Now, some poker players based in large part of their strategy on their ability to set other players on tilt. There's all sorts of ways they can achieve this - by being directly confrontationaly obnoxious, or by sliding in the odd cutting remark at the crucial moment, or by slow, constant teasing that goes just a little bit too far.
You can see the value of the strategy. But how do you avoid falling victim to it?
Keep breathing
Start by assuming that your opponents are going to try and make you angry. Be ready for it. Never engage with it, no matter how hard the temptation becomes. The player who is on your case is just waiting for you to react. The more that they perceive your stress level going up, the more they are going to try and continue to set you on tilt.
You cannot allow them to do this.
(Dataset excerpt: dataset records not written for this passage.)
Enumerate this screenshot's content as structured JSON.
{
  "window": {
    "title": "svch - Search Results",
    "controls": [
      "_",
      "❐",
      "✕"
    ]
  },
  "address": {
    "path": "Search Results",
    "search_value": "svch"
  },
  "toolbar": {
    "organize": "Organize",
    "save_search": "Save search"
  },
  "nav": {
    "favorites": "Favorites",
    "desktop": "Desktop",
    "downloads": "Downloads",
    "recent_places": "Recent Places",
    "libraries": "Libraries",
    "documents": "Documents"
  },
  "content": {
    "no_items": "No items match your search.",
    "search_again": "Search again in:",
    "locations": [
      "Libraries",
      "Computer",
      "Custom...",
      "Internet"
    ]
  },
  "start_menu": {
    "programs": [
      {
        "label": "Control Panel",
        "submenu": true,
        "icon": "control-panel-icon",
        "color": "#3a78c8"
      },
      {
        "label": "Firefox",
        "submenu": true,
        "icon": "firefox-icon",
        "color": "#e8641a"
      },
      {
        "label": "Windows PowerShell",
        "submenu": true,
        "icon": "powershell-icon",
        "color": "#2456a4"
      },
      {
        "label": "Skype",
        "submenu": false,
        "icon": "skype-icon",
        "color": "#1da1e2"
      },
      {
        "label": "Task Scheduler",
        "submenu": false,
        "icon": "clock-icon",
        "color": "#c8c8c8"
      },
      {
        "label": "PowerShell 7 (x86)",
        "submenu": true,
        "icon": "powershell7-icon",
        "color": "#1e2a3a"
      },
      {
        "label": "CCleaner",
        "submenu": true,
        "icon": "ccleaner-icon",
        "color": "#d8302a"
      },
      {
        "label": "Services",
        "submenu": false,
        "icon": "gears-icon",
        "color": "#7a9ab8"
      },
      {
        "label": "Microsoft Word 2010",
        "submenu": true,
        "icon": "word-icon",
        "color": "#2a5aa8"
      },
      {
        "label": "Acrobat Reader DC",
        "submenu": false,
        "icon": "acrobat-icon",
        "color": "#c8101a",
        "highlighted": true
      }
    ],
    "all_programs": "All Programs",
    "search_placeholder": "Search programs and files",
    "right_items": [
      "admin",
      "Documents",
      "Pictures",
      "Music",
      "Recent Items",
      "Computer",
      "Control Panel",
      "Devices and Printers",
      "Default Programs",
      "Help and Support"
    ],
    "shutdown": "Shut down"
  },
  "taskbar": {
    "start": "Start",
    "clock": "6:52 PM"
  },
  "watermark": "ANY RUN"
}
Maintain your cool. Keep breathing. Realise that despite what an evil bastard that person is being, their actions are quite deliberate and calculated, and that if you let them get to you, they have won.
General anger management strategies are useful here. Try counting to 10 if it gets really bad. Do some yoga breathing. Find your happy place. Do whatever it takes in order to stay absolutely calm and looking at the situation objectively.
Some poker strategy writers have even suggested taking beta-blockers to assist in keeping the tilt at bay. That's a pretty extreme solution, and probably not a very healthy one, but it would also probably work.
Love your enemies, it really annoys them
Something to bear in mind while this obnoxious player is getting on your case. The longer that you fail to react to their childish attempts at getting a rise out of you, the more frustrated they are becoming.
In time, if you maintain your relaxed perspective and keep playing well, their failure to make you tilt can drive them around the bend, effectively putting them on tilt themselves. How sweet is that? They tried to make you mad and only succeeded in throwing their own toys when it didn't work.
And there is nothing more satisfying than taking a massive stack of chips off someone who's just been needling you all night.